How to detect if a directed graph is cyclic?

Question

How can we detect if a directed graph is cyclic? I thought using breadth first search, but I'm not sure. Any ideas?

Answer 1

What you really need, I believe, is a topological sorting algorithm like the one described here:

http://en.wikipedia.org/wiki/Topological_sorting

If the directed graph has a cycle then the algorithm will fail.

The comments/replies that I've seen so far seem to be missing the fact that in a directed graph there may be more than one way to get from node X to node Y without there being any (directed) cycles in the graph.

Answer 2

Usually depth-first search is used instead. I don't know if BFS is applicable easily.
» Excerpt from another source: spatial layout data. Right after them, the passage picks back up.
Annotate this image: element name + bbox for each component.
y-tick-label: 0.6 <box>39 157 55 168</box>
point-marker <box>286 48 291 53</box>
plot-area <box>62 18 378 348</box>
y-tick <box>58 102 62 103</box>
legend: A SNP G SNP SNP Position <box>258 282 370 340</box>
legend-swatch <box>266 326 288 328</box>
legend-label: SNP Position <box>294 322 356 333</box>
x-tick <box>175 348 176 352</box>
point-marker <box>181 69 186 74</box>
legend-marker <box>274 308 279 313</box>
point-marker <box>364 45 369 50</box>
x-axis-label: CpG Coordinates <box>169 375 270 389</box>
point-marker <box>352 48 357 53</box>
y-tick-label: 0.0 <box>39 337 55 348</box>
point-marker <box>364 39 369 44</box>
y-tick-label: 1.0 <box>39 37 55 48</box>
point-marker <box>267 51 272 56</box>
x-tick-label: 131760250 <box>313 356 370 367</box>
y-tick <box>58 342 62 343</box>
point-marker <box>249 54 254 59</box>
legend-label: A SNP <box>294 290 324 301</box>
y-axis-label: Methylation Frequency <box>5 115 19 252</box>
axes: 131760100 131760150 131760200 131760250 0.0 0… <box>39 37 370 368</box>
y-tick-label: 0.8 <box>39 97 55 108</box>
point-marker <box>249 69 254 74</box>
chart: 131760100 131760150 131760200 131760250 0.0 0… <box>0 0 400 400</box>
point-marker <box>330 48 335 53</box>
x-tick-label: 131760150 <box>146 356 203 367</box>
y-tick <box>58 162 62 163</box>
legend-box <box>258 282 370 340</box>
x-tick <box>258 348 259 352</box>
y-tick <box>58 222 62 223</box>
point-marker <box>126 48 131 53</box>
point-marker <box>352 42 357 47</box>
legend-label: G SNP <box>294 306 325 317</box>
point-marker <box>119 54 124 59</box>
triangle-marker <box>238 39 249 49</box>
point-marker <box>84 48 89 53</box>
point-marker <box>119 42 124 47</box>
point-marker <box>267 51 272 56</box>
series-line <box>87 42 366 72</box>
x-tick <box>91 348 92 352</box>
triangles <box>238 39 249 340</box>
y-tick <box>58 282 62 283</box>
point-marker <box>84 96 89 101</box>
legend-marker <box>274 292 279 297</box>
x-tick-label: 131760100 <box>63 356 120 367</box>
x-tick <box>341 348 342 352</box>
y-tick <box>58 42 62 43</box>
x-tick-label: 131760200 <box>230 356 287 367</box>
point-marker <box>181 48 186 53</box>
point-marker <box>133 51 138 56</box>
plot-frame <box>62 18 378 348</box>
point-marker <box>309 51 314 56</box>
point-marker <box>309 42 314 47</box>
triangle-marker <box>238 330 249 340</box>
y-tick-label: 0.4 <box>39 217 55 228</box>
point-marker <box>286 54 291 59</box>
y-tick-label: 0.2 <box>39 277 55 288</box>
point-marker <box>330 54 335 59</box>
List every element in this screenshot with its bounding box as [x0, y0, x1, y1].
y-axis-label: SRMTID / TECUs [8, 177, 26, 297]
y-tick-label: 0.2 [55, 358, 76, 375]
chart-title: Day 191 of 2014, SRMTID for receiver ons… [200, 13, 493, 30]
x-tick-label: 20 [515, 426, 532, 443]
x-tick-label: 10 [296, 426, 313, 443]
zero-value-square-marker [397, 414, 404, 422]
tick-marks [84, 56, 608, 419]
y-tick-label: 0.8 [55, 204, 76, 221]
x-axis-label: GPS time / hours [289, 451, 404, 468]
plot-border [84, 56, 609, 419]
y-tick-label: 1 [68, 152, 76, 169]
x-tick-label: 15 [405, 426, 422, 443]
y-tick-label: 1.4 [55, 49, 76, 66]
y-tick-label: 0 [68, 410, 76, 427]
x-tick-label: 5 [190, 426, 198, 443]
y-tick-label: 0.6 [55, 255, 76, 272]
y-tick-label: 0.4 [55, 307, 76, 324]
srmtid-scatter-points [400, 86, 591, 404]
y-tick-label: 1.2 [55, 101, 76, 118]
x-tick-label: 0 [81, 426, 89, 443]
In DFS, a spanning tree is built in order of visiting. If a the ancestor of a node in the tree is visited (i.e. a back-edge is created), then we detect a cycle.

See http://www.cs.nyu.edu/courses/summer04/G22.1170-001/6a-Graphs-More.pdf for a more detailed explanation.

Answer 3

Use DFS to search if any path is cyclic

class Node<T> { T value; List<Node<T>> adjacent;  }

class Graph<T>{

    List<Node<T>> nodes;

   public boolean isCyclicRec()
   {

      for (Node<T> node : nodes)
      {
            Set<Node<T>> initPath = new HashSet<>();
            if (isCyclicRec(node, initPath))
            {
              return true;
            }
      }
      return false;
   }

   private boolean isCyclicRec(Node<T> currNode, Set<Node<T>> path)
   {
      if (path.contains(currNode))
      {
        return true;
      }
      else
      {
        path.add(currNode);
        for (Node<T> node : currNode.adjacent)
        {
            if (isCyclicRec(node, path))
            {
                return true;
            }
            else
            {
                path.remove(node);
            }
        }
      }
      return false;
  }

Answer 4

approach:1
how about a level no assignment to detect a cycle. eg: consider the graph below. A->(B,C) B->D D->(E,F) E,F->(G) E->D As you perform a DFS start assigning a level no to the node you visit (root A=0). level no of node = parent+1. So A=0, B=1, D=2, F=3, G=4 then, recursion reaches D, so E=3. Dont mark level for G (G already a level no assigned which is grater than E) Now E also has an edge to D. So levelization would say D should get a level no of 4. But D already has a "lower level" assigned to it of 2. Thus any time you attempt to assign a level number to a node while doing DFS that already has a lower level number set to it, you know the directed graph has a cycle..

approach2:
use 3 colors. white, gray, black. color only white nodes, white nodes to gray as you go down the DFS, color gray nodes to black when recursion unfolds (all children are processed). if not all children yet processed and you hit a gray node thats a cycle. eg: all white to begin in above direct graph. color A, B, D, F,G are colored white-gray. G is leaf so all children processed color it gray to black. recursion unfolds to F(all children processed) color it black. now you reach D, D has unprocessed children, so color E gray, G already colored black so dont go further down. E also has edge to D, so while still processing D (D still gray), you find an edge back to D(a gray node), a cycle is detected.

Answer 5

Testing for Topological sort over the given graph will lead you to the solution. If the algorithm for topsort, i.e the edges should always be directed in one way fails, then it means that the graph contains cycles.

Answer 6

Another simple solution would be a mark-and-sweep approach. Basically, for each node in tree you flag it as "visited" and then move on to it's children. If you ever see a node with the "visted" flag set, you know there's a cycle.

If modifying the graph to include a "visited" bit isn't possible, a set of node pointers can be used instead. To flag a node as visited, you place a pointer to it in the set. If the pointer is already in the set, there's a cycle.